Dabei ist es ein Mythos, dass dies vor allem für Männer gilt. Wie im Faktencheck bereits festgestellt, sinkt auch bei Frauen die Lust in einer Paarbeziehung. Bei Fantasien von Sex mit einem anziehenden Unbekannten wird die Vagina stärker durchblutet als bei entsprechenden Gedanken an den Partner. Auch bei unseren evolutionär nächsten Verwandtesten (Schimpansen und Bonobos) sind unbekannte Männchen weit attraktiver für Weibchen als die hinlänglich bekannten. Die Primatologin Meredith Small stellt dazu fest: "Das einzige Interesse, das man durchgängig bei Primaten findet, ist das an Neuem und an Abwechslung. Häufiger als jede andere weibliche Präferenz, die das menschliche Auge wahrnehmen kann, wurde eine Vorliebe für das Unbekannte dokumentiert."

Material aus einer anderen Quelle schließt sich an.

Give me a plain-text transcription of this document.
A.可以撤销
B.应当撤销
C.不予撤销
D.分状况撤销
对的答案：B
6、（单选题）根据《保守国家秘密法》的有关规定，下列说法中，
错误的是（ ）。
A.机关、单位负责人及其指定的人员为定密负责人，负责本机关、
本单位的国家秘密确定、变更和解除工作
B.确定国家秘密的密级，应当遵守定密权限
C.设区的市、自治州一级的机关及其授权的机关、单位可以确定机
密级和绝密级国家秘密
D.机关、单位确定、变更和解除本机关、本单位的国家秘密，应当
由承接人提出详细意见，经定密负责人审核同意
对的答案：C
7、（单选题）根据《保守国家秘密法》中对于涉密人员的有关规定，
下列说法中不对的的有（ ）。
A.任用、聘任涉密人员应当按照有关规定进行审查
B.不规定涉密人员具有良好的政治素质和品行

Dass Frauen dies deutlich weniger gern zugeben als Männer, ergibt sich wohl aus dem Phänomen der „sozialen Erwünschtheit“. D.h. bei entsprechenden Studien werden die Antworten der Befragten häufig durch gesellschaftliche Normen beeinflusst. Befragt nach der Anzahl der Geschlechtspartner gaben Frauen wesentlich weniger als Männer an - im Durchschnitt etwa 2,5 Partner. Als man den weiblichen Befragten jedoch Anonymität versprach, stieg die Zahl auf ca. 3,5 Partner. Und als man sie angeblich an einen Lügendetektor anschloss, waren es schon ca. 4,5. Bei den Männern hingegen gab es kaum Abweichungen - was angesichts des erwünschten Selbstbilds eines potenten und begehrten Mannes nicht weiter verwunderlich ist. Vergleichbare Ergebnisse gab es auch, wenn man Frauen nach Pornokonsum oder Selbstbefriedigung befragte. Je anonymer die Studiensituation, desto mehr gaben die Frauen zu.

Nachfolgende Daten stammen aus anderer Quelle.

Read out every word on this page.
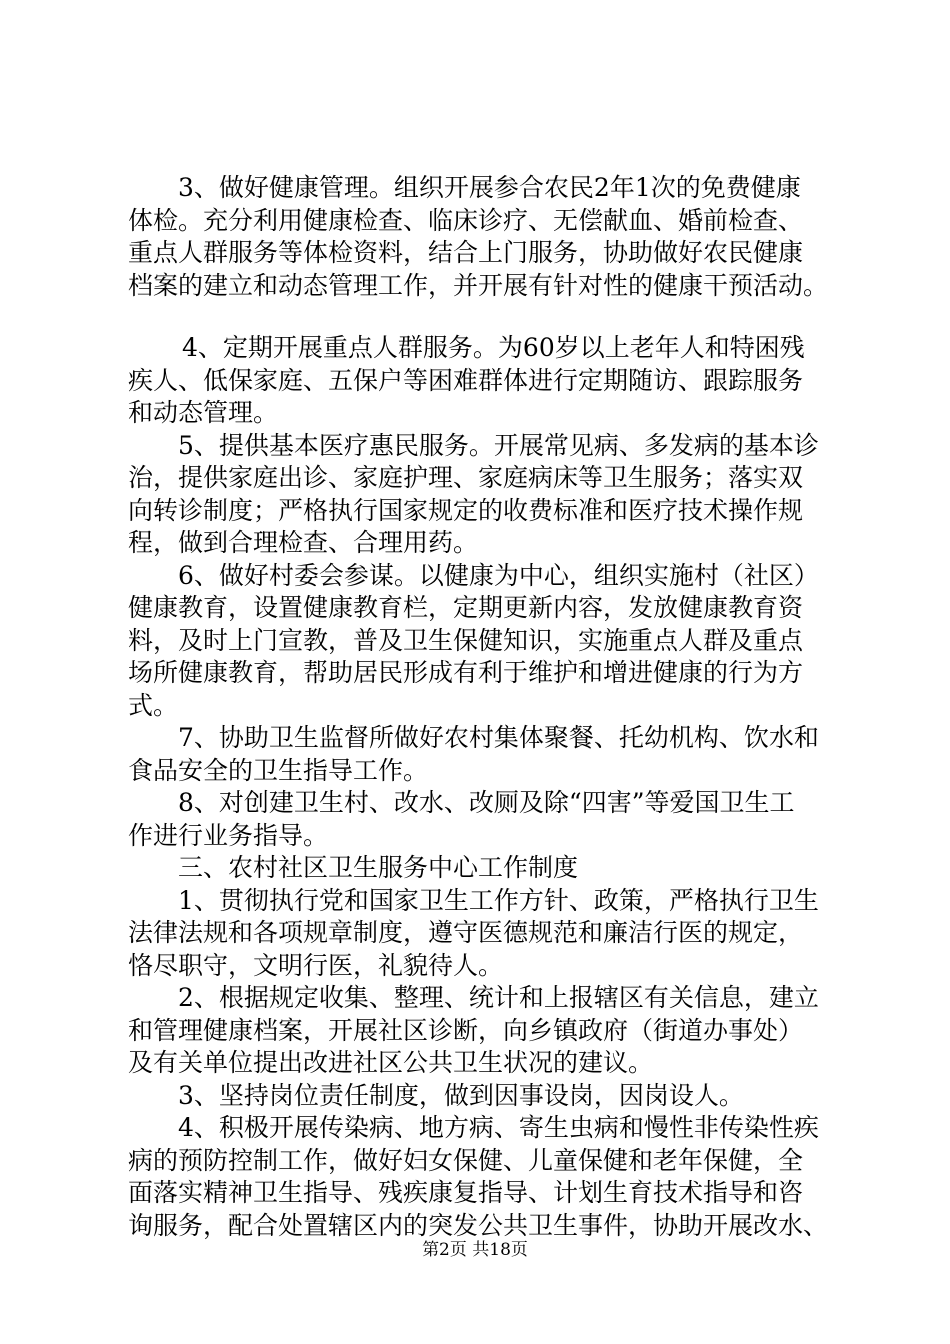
3、做好健康管理。组织开展参合农民2年1次的免费健康

体检。充分利用健康检查、临床诊疗、无偿献血、婚前检查、

重点人群服务等体检资料，结合上门服务，协助做好农民健康

档案的建立和动态管理工作，并开展有针对性的健康干预活动。

4、定期开展重点人群服务。为60岁以上老年人和特困残

疾人、低保家庭、五保户等困难群体进行定期随访、跟踪服务

和动态管理。

5、提供基本医疗惠民服务。开展常见病、多发病的基本诊

治，提供家庭出诊、家庭护理、家庭病床等卫生服务；落实双

向转诊制度；严格执行国家规定的收费标准和医疗技术操作规

程，做到合理检查、合理用药。

6、做好村委会参谋。以健康为中心，组织实施村（社区）

健康教育，设置健康教育栏，定期更新内容，发放健康教育资

料，及时上门宣教，普及卫生保健知识，实施重点人群及重点

场所健康教育，帮助居民形成有利于维护和增进健康的行为方

式。

7、协助卫生监督所做好农村集体聚餐、托幼机构、饮水和

食品安全的卫生指导工作。

8、对创建卫生村、改水、改厕及除“四害”等爱国卫生工

作进行业务指导。

三、农村社区卫生服务中心工作制度

1、贯彻执行党和国家卫生工作方针、政策，严格执行卫生

法律法规和各项规章制度，遵守医德规范和廉洁行医的规定，

恪尽职守，文明行医，礼貌待人。

2、根据规定收集、整理、统计和上报辖区有关信息，建立

和管理健康档案，开展社区诊断，向乡镇政府（街道办事处）

及有关单位提出改进社区公共卫生状况的建议。

3、坚持岗位责任制度，做到因事设岗，因岗设人。

4、积极开展传染病、地方病、寄生虫病和慢性非传染性疾

病的预防控制工作，做好妇女保健、儿童保健和老年保健，全

面落实精神卫生指导、残疾康复指导、计划生育技术指导和咨

询服务，配合处置辖区内的突发公共卫生事件，协助开展改水、

第2页 共18页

Diese Gedanken sollen als Ein- und Überleitung dienen zu Fragen, die sich unvermeidlich stellen, wenn Lösungswege aus den beschriebenen sexuellen Krisen gesucht werden. Die Fragen, die ich in diesem Kapitel anspreche, sollen eine Orientierungshilfe bei der Suche geben. Wie schon in den einleitenden Worten oben geht es zunächst um grundsätzliche Betrachtungen über die menschliche Natur und daraus ggf. resultierende Spannungsfelder eines monogamen Beziehungsmodells. Die inzwischen zum Standard gewordene serielle Monogamie führt zu der Frage, ob die Zufriedenheit in einer Paarbeziehung eher durch den Austausch eines Partners oder des Modell gesteigert werden kann. Dabei hilft vielleicht, sich darüber klar zu werden, worauf genau man vertrauen möchte. Unabhängig davon, zu welchen Antworten man dabei kommt: Die Lösungssuche bei einer Krise ist immer auch eine Auseinandersetzung mit persönlichen Entwicklungschancen und Grenzen.

Manchmal denkt man, es sei stark festzuhalten. Doch wahre Stärke zeigt man oft erst im Loslassen!